For small `N`, insertion sort in fact does beat merge sort. It's also faster for almost-sorted arrays.

Although it is one of the elementary sorting algorithms with `O(N^2)` worst-case time, insertion sort is the algorithm of choice either when the data is nearly sorted (because it is adaptive) or when the problem size is small (because it has low overhead).

For these reasons, and because it is also stable, insertion sort is often used as the recursive base case (when the problem size is small) for higher overhead divide-and-conquer sorting algorithms, such as merge sort or quick sort.

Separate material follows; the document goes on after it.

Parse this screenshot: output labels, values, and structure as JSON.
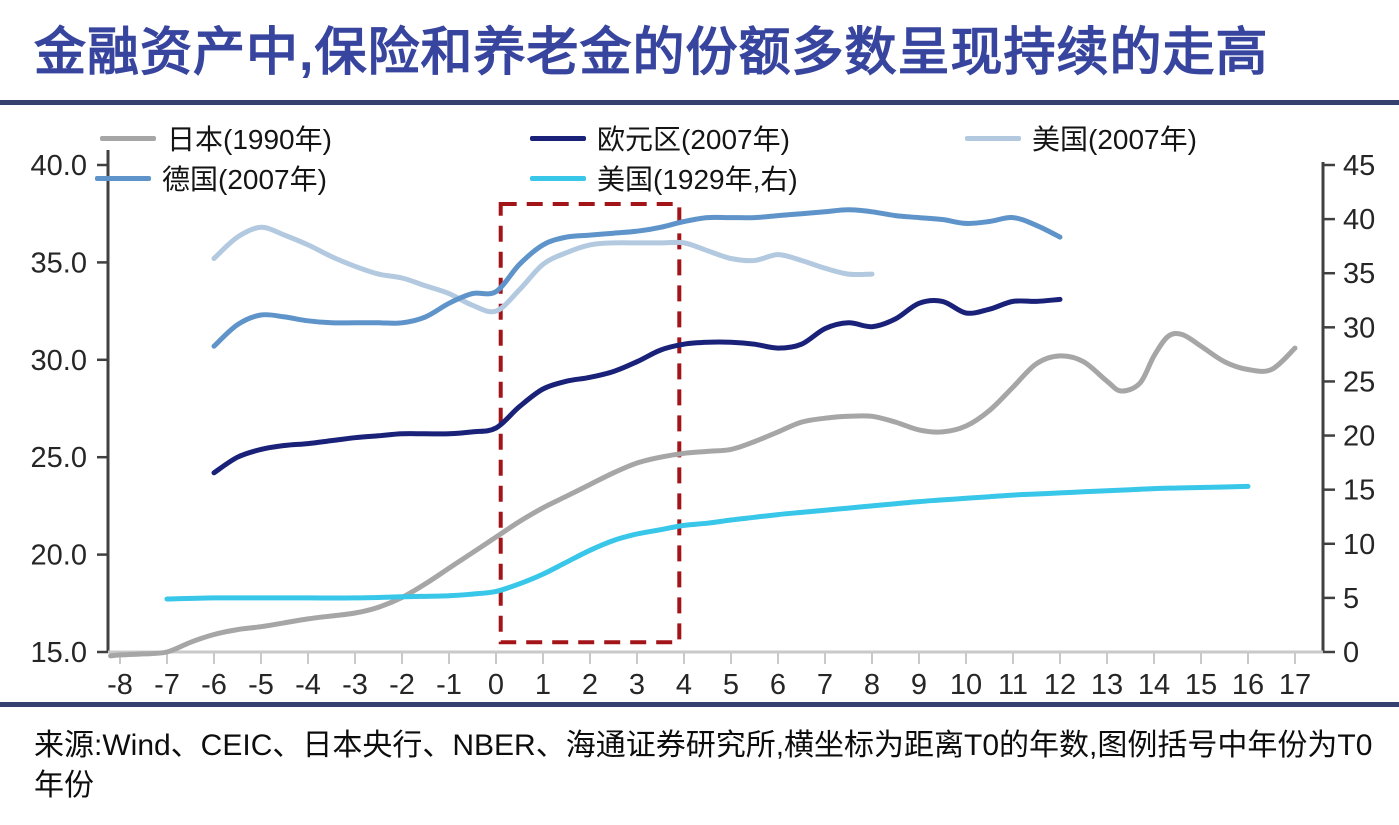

• Some algorithm A1 with higher asymptotic upper bound may be preferable than another known algorithm A2 with lower asymptotic upper bound
• Perhaps A2 is just too complicated to implement
• Or perhaps it doesn't matter in the range of `N` considered
• Some hybrid algorithms may adapt different algorithms depending on the input size

### 相关问题

• 哪种排序算法最适合对几乎完全排序的列表进行重新排序？
• 是否有充分的理由使用插入排序？

### 数值示例

• `f(x) = 2x^2`; this function has a quadratic growth rate, i.e. "`O(N^2)`"
• `g(x) = 10x`; this function has a linear growth rate, i.e. "`O(N)`"

Note that between `x=0..5`, `f(x) <= g(x)`, but for any larger `x`, `f(x)` quickly outgrows `g(x)`.

Many tests and comparisons of sorting algorithms have been made, and it was decided that because insertion sort beats merge sort for small arrays, it was worth it to implement both for `Arrays.sort`.